My sons are surrounded by strong women in their lives; their sister and step sister, their mother and step mother (who worked 4 days a week and attended college 1 day a week while pregnant with their brother and suffering severe morning sickness). I hope they are entering a world where Neymar and Marta are paid the same for doing the same job. If not, I hope they do something to change it, even it’s just at the level of telling their friends what is right and what is very, very wrong.
Image by Sarah Cheverton.
Blimey that was an annoying process of signing in to comment.
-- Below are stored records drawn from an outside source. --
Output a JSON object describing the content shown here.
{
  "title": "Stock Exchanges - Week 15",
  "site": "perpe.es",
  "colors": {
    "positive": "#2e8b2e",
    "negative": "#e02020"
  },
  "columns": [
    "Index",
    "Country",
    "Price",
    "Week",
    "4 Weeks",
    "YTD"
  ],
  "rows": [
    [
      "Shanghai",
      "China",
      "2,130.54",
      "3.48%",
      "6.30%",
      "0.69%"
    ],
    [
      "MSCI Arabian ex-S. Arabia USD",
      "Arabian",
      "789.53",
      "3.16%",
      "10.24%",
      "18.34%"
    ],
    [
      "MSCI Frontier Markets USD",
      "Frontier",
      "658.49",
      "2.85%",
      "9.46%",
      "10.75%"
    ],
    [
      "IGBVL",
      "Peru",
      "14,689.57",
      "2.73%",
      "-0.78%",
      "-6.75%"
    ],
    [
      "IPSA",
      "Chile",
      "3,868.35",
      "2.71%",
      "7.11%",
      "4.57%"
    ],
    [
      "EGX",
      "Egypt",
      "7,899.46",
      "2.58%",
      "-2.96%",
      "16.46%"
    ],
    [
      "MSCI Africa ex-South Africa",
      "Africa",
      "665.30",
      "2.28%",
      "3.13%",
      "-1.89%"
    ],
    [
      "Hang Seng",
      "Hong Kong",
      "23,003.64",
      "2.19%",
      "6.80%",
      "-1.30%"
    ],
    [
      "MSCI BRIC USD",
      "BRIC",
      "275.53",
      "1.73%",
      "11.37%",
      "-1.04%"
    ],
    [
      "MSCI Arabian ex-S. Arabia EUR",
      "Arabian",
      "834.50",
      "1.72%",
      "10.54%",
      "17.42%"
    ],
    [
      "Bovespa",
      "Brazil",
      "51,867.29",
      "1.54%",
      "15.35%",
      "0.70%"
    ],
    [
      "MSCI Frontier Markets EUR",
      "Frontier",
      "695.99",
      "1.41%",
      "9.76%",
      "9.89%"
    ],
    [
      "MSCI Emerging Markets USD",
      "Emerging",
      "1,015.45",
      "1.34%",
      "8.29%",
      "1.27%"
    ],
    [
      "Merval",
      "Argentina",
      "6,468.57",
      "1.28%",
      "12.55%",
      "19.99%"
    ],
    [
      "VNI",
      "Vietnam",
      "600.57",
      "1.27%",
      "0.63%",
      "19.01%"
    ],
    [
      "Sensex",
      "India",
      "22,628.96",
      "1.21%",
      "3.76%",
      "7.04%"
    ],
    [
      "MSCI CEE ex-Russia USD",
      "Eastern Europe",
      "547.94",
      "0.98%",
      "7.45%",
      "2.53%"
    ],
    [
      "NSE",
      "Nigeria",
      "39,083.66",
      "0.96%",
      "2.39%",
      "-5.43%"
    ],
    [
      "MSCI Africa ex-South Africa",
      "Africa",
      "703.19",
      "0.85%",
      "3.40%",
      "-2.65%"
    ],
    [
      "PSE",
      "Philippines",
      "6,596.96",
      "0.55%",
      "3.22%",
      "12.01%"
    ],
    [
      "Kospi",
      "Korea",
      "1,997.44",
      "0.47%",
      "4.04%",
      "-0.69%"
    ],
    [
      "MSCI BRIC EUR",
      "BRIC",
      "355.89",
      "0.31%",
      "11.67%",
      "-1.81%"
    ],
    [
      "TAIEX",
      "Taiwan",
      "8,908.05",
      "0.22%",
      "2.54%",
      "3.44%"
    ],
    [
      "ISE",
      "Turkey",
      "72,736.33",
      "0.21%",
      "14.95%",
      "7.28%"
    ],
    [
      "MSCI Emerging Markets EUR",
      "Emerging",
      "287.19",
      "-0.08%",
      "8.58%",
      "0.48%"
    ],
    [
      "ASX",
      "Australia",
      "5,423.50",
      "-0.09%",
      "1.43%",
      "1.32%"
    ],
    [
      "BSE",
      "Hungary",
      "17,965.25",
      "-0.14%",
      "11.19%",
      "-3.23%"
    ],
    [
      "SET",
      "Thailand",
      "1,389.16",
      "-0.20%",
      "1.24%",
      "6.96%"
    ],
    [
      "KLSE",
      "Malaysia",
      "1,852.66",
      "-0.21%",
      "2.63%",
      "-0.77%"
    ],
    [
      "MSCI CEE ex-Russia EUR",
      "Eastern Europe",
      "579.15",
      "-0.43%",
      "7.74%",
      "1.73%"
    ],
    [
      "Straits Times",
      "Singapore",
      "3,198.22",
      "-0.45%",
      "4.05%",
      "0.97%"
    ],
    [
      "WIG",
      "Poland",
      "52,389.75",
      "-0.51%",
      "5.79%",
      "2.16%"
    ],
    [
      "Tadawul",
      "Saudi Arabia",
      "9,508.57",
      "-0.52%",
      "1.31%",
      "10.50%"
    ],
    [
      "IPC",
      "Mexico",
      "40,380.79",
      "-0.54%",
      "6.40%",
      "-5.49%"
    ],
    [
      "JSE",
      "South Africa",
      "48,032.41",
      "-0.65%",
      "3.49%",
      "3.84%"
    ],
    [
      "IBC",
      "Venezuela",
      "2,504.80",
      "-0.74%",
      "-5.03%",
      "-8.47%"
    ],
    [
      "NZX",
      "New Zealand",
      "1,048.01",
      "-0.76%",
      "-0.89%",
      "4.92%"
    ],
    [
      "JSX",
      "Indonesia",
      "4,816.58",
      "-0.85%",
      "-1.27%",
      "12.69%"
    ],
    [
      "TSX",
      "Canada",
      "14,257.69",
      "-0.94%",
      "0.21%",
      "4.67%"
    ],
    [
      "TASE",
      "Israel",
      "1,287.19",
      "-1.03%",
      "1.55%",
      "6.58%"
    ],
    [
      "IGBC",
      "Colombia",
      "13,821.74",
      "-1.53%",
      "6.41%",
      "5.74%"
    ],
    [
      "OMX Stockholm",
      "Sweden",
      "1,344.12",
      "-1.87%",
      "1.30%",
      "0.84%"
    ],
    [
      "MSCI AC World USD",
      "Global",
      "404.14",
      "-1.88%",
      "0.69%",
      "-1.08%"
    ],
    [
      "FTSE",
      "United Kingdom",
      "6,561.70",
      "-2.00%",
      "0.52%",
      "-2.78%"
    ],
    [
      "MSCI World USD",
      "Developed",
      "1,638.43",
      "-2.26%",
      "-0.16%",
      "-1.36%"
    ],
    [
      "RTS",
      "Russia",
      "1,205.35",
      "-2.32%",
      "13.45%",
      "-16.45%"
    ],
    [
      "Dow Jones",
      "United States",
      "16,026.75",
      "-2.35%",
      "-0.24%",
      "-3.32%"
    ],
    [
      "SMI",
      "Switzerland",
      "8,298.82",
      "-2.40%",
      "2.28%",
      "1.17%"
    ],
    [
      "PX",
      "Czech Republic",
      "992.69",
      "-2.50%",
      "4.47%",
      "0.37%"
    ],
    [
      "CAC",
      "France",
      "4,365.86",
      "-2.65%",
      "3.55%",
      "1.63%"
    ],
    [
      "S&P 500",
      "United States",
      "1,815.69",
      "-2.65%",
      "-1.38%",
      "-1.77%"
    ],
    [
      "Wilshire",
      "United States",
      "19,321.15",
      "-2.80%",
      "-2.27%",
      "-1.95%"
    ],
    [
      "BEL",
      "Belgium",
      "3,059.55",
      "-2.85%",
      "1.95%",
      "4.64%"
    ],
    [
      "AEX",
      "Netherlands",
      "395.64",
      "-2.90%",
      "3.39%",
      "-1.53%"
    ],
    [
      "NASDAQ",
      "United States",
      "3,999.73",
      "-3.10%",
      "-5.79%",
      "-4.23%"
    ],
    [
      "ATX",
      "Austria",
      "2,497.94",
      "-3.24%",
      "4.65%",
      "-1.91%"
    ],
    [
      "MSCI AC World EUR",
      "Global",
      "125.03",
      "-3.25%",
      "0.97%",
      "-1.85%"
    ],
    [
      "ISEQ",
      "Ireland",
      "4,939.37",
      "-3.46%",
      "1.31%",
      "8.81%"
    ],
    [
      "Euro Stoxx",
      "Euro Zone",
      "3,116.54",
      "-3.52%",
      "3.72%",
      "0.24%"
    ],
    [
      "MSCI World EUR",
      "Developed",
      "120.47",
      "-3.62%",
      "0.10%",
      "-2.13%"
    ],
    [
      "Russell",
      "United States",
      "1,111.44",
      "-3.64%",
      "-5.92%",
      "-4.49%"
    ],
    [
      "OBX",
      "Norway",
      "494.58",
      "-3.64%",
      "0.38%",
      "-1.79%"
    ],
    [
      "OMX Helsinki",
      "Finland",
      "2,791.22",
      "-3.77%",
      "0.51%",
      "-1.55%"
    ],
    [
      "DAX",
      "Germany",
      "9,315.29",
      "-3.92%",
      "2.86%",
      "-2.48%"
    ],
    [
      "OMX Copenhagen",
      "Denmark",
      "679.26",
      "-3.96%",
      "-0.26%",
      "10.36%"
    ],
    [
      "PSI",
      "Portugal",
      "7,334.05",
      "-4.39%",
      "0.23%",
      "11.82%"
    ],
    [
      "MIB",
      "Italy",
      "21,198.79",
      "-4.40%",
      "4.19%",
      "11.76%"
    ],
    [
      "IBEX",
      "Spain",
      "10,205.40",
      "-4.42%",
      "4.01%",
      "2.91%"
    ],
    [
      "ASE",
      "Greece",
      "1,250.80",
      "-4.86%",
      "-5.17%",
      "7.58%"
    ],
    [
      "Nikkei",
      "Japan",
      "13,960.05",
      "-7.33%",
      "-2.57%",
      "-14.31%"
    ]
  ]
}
Almost lost my train of thought.
Football and all associated organisations – EUFA (set up in 1954) and FIFA (set up in 1904) were both set up in a time when heteronormativity was, well… the norm. This in of itself isn’t great, but was given the ‘freedom’ to develop as such both internally and externally. That is the past – and we cannot change the past no matter how wrong it is. So it’s not ‘just’ the football establishment that needs to rethink it’s priorities. It’s multiple generations across numerous countries who’s infrastructure and cultural institutionalisation has reinforced these inequalities and the whole cultural realm of social life attached to just that one sport! The issue is of course much bigger than football.
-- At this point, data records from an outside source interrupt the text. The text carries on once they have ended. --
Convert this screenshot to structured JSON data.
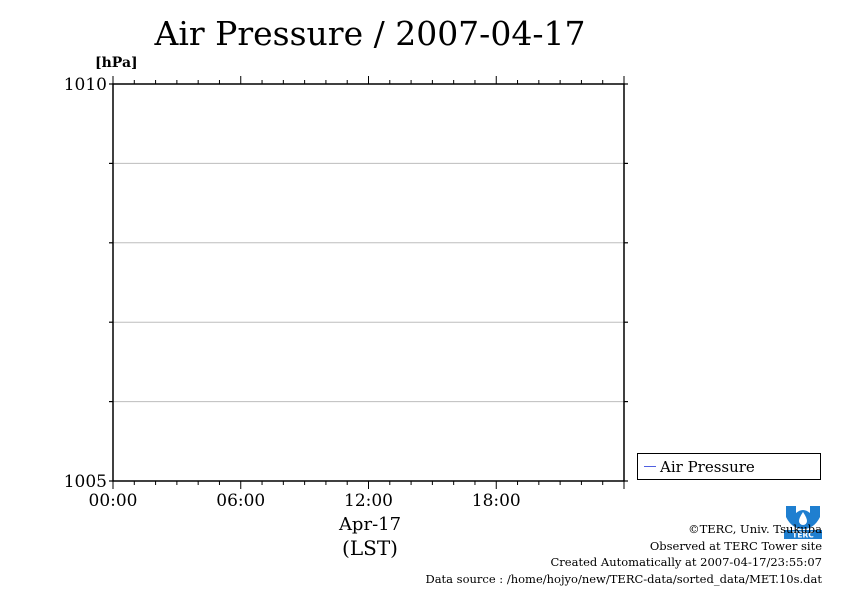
{
  "chart_data": {
    "type": "line",
    "title": "Air Pressure / 2007-04-17",
    "ylabel": "[hPa]",
    "ylim": [
      1005,
      1010
    ],
    "y_ticks": [
      1005,
      1006,
      1007,
      1008,
      1009,
      1010
    ],
    "y_tick_labels": [
      "1005",
      "1010"
    ],
    "xlim_hours": [
      0,
      24
    ],
    "x_tick_labels": [
      "00:00",
      "06:00",
      "12:00",
      "18:00"
    ],
    "x_date_label": "Apr-17",
    "x_axis_label": "(LST)",
    "grid": true,
    "legend_position": "right-bottom",
    "series": [
      {
        "name": "Air Pressure",
        "color": "#5060e0",
        "points": []
      }
    ]
  },
  "footer": {
    "copyright": "©TERC, Univ. Tsukuba",
    "observed": "Observed at TERC Tower site",
    "created": "Created Automatically at 2007-04-17/23:55:07",
    "source": "Data source : /home/hojyo/new/TERC-data/sorted_data/MET.10s.dat"
  },
  "logo": {
    "icon": "terc-logo-icon",
    "text": "TERC",
    "color": "#1f7fd0"
  }
}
Even ‘just’ within the realms of football as one sport, it’s complicated. Multifaceted and deeply entrenched. It seems like an almost impossible task to change the hearts and minds of people regarding [sexual equality] in football. So maybe it’s the wrong task. This is the age of post-modernism. Rather than try to change the rigidity of the past, why not allow the dinosaurs to make themselves extinct as they inevitably will? Don’t punish them for corruption and inequality – encourage them. The corruption and scandals within these organisations will surely lead them to eat themselves. Let them. Their ideas of (in)equality will drown with them as they go.
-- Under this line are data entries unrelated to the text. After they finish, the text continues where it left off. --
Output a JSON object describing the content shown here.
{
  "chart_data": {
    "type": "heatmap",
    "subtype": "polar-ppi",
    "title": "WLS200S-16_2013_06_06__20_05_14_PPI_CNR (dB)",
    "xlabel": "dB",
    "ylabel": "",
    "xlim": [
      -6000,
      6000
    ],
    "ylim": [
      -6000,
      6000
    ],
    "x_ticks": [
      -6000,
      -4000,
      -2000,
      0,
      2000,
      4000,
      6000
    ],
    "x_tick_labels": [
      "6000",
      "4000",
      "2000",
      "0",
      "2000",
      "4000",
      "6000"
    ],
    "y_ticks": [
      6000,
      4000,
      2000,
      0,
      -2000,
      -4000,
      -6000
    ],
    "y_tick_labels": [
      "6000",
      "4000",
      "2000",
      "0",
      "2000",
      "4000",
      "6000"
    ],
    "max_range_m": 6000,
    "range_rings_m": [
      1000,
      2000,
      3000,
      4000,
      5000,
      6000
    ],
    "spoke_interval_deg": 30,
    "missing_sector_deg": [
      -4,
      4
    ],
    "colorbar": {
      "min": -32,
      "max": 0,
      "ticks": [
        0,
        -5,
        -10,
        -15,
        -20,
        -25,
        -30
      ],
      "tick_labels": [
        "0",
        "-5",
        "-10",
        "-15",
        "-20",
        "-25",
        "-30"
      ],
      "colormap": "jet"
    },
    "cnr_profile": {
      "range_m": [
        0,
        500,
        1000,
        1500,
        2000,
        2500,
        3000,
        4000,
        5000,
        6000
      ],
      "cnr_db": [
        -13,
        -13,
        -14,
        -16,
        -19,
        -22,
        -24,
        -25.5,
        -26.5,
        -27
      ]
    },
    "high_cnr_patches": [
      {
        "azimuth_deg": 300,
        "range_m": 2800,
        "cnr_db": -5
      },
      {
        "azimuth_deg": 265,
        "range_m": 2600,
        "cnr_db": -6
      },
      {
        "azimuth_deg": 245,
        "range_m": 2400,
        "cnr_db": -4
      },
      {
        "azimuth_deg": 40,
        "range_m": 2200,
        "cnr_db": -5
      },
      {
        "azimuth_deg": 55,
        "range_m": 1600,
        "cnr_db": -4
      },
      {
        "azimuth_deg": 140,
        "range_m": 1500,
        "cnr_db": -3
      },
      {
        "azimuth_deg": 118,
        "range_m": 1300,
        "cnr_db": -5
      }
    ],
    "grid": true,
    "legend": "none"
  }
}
To address these issues it seems that we that seek change by always address the wrong issues. The children are indeed the future. They can form their own world. Progressives such as you and I try to hand the world to our children on a plate – but that plate is purposefully empty in the hope that they’ll create what appears on it for themselves. What is the point of trying to bend their will to something they clearly do not and should not want or accept?
In short FIFA and EUFA will never change for the better, not in any real meaningful way – except in the death that they create for themselves within the pit of capitalism. We can’t change the fact that colonialism happened. We can’t change the fact that Emily Davidson felt the need to throw herself under horses hooves or that illegal backstreet abortions have happened… The future can always be changed though. Because little boys (and girls) that grow up being taught about the importance of equality will go forward to create a world that is more equal. Revolution is never just a change of heart in the old guard. Let them reign on their crumbling thrones built upon the faltering and outdated values of slavery, war, cruelty and all that is unequal. Revolution is the creation of a new future that the past simply cannot exist within.
If we bring up our children teaching them the importance of equality, education, the environment and healthcare for all then the revolution for women, for the poor, for society and for the earth will be a non-violent transition that will not be noticed any more or less than the mere changing of the seasons.